WASHINGTON, Feb. 18, 2013 /PRNewswire-USNewswire/ -- A study published today in Pediatrics attempted to determine whether feeding sources (breast milk or formula) or needed medical devices were the sources of BPA exposure among premature infants under medical care in a hospital intensive care unit. The study authors, Duty, et. al, tested urine samples from infants to determine exposure levels and noted whether the infants were exposed to "high-intensity" or "low-intensity" treatment with medical devices. The following statement on the topic can be attributed to Steven G. Hentges , Ph.D., of the Polycarbonate/BPA Global Group of the American Chemistry Council.

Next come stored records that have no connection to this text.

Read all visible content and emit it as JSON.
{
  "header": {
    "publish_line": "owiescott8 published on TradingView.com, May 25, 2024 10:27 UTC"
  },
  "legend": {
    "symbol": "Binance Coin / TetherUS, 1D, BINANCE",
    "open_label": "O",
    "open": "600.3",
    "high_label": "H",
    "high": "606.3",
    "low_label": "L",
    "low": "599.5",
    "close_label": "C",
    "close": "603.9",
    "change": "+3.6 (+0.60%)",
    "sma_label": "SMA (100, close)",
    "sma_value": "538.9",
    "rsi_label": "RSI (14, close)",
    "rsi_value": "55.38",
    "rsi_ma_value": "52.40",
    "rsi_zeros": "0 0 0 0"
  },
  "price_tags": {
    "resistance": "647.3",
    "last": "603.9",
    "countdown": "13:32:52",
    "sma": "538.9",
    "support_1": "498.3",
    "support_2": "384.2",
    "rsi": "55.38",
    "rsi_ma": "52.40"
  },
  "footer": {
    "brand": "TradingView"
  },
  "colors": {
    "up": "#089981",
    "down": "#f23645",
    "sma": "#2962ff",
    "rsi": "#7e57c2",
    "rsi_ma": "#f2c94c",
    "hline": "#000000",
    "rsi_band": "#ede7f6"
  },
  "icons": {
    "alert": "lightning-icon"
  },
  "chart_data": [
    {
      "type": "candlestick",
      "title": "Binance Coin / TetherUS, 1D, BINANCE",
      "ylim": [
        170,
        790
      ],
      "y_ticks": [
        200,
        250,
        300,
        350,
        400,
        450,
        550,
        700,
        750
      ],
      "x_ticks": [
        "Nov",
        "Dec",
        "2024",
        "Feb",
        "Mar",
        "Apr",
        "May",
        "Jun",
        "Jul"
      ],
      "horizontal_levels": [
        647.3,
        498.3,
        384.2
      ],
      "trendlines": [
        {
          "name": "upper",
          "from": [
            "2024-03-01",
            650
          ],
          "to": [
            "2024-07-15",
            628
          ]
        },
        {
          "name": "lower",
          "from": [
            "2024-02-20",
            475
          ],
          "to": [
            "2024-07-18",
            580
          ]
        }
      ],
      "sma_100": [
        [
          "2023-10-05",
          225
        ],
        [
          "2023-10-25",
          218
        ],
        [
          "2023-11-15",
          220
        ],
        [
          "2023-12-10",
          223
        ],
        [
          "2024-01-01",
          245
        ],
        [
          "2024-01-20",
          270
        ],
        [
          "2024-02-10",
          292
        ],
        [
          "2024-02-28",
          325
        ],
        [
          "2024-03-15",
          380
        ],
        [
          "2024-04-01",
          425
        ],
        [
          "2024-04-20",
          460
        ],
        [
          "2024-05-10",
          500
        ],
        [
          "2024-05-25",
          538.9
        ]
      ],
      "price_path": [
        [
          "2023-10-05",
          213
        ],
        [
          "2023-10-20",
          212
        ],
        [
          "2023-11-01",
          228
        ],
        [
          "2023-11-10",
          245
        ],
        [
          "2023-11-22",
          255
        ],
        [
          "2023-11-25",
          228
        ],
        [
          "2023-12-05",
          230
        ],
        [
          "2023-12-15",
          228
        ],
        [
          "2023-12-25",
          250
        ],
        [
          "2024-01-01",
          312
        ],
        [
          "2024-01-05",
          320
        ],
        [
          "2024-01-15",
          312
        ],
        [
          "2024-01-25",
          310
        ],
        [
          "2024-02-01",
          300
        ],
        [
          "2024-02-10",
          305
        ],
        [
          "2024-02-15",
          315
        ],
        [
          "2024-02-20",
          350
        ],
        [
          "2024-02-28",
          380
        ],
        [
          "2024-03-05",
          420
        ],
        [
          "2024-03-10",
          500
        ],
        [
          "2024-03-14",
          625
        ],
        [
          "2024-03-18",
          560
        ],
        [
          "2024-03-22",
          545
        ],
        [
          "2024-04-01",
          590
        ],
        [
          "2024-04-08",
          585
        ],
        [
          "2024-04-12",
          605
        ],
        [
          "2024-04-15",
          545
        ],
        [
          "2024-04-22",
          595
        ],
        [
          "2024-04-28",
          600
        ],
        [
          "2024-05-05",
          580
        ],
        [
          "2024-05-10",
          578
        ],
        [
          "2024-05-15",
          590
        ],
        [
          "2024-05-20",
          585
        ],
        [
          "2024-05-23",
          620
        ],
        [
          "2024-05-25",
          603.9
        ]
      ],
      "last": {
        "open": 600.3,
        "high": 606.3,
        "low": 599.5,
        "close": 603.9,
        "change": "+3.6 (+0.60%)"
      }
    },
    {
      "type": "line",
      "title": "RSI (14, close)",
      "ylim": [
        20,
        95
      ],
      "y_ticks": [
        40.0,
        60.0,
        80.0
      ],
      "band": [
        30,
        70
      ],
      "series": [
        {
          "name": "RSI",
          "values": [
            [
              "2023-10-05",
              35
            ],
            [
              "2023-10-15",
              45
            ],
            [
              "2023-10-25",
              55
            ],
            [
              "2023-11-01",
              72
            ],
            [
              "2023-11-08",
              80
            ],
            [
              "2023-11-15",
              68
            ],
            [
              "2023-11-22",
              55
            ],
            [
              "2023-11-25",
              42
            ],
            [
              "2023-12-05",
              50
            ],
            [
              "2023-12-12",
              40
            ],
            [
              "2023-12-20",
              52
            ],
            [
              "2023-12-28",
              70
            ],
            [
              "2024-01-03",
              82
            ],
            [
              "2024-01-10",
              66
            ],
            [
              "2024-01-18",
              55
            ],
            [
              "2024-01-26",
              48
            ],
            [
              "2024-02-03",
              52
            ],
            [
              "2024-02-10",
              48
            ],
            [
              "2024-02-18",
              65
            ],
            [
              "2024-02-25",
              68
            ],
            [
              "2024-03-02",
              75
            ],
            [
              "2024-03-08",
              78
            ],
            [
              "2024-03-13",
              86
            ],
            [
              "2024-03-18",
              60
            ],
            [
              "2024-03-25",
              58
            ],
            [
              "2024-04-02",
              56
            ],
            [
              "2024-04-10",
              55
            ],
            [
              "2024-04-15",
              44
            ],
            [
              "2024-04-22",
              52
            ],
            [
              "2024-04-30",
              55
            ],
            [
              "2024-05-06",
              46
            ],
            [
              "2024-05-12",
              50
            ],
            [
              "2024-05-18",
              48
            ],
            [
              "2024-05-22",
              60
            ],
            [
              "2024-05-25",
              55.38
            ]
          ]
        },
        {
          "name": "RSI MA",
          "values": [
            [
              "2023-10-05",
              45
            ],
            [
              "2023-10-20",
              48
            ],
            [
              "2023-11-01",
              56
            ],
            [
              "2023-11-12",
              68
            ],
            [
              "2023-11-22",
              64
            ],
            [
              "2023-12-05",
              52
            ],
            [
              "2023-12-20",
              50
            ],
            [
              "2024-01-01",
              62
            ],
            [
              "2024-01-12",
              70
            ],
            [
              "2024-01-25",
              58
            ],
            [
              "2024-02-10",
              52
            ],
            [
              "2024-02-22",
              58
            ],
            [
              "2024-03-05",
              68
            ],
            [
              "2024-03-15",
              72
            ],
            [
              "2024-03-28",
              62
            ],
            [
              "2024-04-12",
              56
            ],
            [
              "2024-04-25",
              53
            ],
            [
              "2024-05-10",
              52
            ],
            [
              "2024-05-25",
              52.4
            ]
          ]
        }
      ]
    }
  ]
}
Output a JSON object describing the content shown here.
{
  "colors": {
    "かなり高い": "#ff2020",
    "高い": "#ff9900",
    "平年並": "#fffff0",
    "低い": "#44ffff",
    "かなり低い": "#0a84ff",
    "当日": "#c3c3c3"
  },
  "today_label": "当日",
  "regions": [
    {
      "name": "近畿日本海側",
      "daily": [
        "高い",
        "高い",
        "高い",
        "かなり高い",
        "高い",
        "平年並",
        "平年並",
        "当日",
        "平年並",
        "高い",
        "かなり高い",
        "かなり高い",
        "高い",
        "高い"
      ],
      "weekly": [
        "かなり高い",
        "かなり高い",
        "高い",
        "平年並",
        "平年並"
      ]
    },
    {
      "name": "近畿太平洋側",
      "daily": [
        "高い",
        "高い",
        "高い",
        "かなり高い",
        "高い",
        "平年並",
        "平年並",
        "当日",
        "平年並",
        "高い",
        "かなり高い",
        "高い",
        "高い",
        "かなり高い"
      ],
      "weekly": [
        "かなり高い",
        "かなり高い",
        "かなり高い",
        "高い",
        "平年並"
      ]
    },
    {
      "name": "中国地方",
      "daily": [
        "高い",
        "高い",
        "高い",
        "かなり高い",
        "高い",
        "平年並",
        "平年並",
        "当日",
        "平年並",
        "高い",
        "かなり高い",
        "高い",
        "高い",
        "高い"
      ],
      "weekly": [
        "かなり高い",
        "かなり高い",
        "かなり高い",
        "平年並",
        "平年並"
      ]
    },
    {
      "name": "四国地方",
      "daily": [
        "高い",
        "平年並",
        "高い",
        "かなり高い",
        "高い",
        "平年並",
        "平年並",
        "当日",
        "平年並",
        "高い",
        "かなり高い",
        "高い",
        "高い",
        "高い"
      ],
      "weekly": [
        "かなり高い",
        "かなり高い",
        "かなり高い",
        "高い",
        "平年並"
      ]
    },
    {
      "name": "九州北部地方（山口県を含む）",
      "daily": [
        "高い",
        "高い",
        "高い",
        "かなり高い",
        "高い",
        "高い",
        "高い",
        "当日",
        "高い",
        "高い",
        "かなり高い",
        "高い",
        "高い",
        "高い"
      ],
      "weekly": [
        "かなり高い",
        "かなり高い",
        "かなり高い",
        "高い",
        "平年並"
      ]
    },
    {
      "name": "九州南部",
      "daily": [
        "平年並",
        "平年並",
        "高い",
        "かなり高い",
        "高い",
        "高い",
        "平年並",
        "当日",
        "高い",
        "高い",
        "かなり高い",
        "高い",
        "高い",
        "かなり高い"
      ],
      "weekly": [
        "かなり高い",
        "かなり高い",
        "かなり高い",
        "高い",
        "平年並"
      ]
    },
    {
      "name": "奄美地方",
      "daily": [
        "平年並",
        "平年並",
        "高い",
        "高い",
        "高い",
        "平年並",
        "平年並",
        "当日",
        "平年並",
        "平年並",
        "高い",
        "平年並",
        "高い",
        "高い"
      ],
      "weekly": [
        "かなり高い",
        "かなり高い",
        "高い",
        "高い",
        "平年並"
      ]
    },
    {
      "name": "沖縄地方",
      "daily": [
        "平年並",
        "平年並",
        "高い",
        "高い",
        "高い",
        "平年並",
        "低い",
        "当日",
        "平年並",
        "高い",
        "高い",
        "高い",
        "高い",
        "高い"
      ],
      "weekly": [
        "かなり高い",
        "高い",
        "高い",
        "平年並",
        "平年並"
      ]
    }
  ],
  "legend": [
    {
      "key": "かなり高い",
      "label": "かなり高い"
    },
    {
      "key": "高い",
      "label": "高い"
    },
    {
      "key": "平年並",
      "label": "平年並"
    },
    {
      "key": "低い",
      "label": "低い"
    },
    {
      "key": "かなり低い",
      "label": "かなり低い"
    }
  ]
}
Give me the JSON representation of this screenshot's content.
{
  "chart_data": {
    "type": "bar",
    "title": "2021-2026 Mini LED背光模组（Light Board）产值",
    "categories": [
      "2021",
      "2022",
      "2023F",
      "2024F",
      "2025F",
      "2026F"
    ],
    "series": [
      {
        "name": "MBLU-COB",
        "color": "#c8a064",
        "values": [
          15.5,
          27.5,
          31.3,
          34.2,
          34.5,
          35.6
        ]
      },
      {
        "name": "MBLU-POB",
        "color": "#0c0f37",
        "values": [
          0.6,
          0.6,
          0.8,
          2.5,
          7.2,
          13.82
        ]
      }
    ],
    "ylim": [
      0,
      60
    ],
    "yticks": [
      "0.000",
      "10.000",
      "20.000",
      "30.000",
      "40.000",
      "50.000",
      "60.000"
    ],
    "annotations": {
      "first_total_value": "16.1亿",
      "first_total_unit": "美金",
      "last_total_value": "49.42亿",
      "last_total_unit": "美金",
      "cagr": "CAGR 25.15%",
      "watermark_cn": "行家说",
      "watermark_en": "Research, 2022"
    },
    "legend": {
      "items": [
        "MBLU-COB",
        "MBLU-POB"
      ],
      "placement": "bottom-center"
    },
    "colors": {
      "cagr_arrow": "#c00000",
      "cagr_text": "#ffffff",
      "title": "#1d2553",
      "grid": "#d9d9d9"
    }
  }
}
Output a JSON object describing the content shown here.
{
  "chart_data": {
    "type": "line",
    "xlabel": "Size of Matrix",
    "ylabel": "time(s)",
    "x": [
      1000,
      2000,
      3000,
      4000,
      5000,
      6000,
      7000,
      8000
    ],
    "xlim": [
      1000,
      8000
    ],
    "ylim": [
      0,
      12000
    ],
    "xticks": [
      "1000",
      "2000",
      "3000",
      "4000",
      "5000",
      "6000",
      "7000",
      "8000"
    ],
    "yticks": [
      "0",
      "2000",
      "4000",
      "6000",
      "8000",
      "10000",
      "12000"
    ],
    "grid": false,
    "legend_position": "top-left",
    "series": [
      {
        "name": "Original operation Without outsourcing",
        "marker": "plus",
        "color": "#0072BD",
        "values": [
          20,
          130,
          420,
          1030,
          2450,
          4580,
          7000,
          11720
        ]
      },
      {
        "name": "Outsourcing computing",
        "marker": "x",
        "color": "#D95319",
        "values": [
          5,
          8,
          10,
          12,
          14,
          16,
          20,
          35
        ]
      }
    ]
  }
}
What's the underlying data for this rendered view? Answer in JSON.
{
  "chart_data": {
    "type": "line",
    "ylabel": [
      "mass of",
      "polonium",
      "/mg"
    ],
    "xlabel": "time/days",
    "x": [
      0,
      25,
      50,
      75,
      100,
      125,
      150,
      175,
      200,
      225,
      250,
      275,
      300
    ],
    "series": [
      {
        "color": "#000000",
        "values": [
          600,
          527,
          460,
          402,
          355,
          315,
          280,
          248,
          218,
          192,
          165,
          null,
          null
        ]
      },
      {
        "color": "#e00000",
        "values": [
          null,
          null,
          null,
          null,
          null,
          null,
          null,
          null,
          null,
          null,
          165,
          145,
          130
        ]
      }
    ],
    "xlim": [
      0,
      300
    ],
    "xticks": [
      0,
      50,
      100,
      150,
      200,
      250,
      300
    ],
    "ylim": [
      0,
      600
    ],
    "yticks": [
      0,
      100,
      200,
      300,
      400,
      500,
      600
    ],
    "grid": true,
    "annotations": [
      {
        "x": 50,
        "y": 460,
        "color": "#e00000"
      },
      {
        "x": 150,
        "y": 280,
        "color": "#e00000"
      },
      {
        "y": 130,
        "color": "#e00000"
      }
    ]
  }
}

"Balancing the benefits and risks of any medical treatment is especially important when an infant's life is at stake and this study found that exposures to BPA from the use of life-saving medical equipment on premature infants in the NICU were low and well within safe limits established by regulators. The findings are consistent with an earlier study from some of the same researchers, which noted: 'More important, our findings suggest that even premature infants have some capacity to conjugate (process) BPA.' Combined with more extensive studies, the available evidence indicates that even premature infants have the capability to quickly metabolize and eliminate BPA from the body, similar to adults."
"The BPA exposures for all of the infants in this study are short-term, limited to the time when life-saving medical treatment is necessary, and well below government-set safe intake limits for BPA, which are conservatively set. The authors acknowledge that exposures were 'below the U.S. Environmental Protection Agency reference dose (RfD) (dose below which no adverse health effects should result from a lifetime of exposure)."